Word Vector Distribution Analysis
Examining the word vectors' spatial distribution provides insight into a model's semantic understanding. Mere inclusion of characters in a vocab list does not equate to semantic comprehension—training to align vectors semantically is also necessary.
Classification of Characters
Tokens are categorized by language: Chinese, English, Japanese, Korean, numbers, or other symbols, with further division in Chinese tokens into common and rare characters for more granular analysis.
Language Categorization
- Common Chinese characters fall into well-used categories in major dictionaries and character sets.

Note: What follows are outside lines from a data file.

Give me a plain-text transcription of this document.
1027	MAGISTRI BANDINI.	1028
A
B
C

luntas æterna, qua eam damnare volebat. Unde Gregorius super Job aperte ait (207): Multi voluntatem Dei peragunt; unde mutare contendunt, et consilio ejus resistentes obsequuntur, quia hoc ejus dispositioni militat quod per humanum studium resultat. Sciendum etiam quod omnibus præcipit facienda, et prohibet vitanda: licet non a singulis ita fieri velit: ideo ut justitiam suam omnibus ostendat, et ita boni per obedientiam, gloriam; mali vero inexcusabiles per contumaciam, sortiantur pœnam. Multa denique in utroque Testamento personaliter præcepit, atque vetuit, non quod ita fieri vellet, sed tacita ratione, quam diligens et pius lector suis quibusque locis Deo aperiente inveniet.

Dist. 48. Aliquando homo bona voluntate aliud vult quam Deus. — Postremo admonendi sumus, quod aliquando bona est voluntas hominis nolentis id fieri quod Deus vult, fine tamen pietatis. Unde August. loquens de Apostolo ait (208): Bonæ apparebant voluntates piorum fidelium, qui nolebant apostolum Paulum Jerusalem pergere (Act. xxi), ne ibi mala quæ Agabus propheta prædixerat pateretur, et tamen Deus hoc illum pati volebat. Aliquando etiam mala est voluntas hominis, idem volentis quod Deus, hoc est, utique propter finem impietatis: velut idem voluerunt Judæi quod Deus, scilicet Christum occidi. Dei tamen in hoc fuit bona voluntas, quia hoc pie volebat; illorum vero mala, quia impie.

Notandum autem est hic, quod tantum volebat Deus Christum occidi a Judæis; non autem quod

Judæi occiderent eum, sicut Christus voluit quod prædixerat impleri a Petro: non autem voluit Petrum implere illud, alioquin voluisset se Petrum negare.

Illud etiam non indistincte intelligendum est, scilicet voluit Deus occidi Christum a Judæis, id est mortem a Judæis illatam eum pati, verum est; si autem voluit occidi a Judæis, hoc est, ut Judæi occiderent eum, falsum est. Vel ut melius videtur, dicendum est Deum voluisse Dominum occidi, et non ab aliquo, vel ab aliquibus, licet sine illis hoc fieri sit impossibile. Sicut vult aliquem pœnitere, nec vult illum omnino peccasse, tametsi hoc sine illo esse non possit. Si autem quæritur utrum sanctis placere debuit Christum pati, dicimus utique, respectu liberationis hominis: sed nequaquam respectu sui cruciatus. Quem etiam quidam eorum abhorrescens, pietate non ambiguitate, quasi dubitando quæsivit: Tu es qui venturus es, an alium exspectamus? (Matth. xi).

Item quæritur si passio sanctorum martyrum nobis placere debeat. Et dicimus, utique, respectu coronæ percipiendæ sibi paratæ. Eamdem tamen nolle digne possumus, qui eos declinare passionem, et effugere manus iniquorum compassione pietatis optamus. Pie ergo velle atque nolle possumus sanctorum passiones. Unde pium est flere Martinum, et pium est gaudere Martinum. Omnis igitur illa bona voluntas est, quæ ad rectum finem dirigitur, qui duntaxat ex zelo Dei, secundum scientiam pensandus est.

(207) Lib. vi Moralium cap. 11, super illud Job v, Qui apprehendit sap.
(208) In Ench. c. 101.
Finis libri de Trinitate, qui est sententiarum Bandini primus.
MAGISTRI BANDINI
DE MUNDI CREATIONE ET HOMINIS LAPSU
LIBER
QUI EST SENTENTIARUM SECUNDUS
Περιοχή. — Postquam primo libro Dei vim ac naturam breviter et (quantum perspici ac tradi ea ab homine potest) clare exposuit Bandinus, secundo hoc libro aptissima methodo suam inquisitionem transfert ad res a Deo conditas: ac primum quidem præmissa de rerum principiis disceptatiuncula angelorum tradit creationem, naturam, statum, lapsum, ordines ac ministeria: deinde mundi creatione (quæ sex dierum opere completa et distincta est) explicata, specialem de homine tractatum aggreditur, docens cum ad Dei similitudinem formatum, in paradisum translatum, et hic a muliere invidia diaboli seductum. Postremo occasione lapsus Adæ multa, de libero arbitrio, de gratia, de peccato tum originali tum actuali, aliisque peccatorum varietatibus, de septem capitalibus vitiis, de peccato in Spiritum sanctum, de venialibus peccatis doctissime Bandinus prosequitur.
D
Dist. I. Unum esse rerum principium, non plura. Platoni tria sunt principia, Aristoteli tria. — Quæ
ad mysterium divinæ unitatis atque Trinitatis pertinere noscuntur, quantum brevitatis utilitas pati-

- Rare characters are less frequent and often omitted from regular educational resources.
Analysis and Observations
The project provides a comprehensive comparison across different models, such as BERT, ERNIE, various multilingual models, and ones developed by OpenAI. It offers insights into each model's strengths and limitations concerning Chinese text.

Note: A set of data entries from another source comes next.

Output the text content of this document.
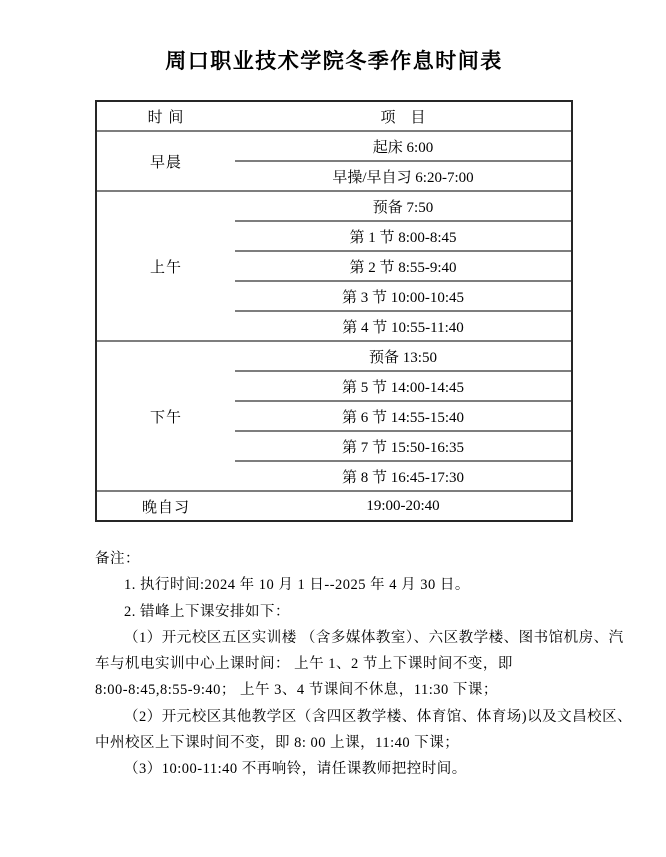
周口职业技术学院冬季作息时间表
时 间	项　目
早晨	起床 6:00
	早操/早自习 6:20-7:00
上午	预备 7:50
	第 1 节 8:00-8:45
	第 2 节 8:55-9:40
	第 3 节 10:00-10:45
	第 4 节 10:55-11:40
下午	预备 13:50
	第 5 节 14:00-14:45
	第 6 节 14:55-15:40
	第 7 节 15:50-16:35
	第 8 节 16:45-17:30
晚自习	19:00-20:40
备注：
1. 执行时间:2024 年 10 月 1 日--2025 年 4 月 30 日。
2. 错峰上下课安排如下：
（1）开元校区五区实训楼 （含多媒体教室）、六区教学楼、图书馆机房、汽
车与机电实训中心上课时间： 上午 1、2 节上下课时间不变，即
8:00-8:45,8:55-9:40； 上午 3、4 节课间不休息，11:30 下课；
（2）开元校区其他教学区（含四区教学楼、体育馆、体育场)以及文昌校区、
中州校区上下课时间不变，即 8: 00 上课，11:40 下课；
（3）10:00-11:40 不再响铃，请任课教师把控时间。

Usage of the Vocab-Coverage Command-Line Tool
The project includes a command-line tool, vocab-coverage
, facilitating character and vocabulary analysis:
Installation
Instructions are provided for seamless tool setup.
Usage
The tool offers several subcommands, aiding in charset exploration, coverage calculation, and word vector embeddings, which help in evaluating a model’s comprehension capabilities.
By utilizing color codes and spatial analysis, this project visually represents and analyses the nuanced understanding that language models possess regarding the different sets of characters. This detailed evaluative approach serves as a crucial step towards more advanced NLP model development and evaluation.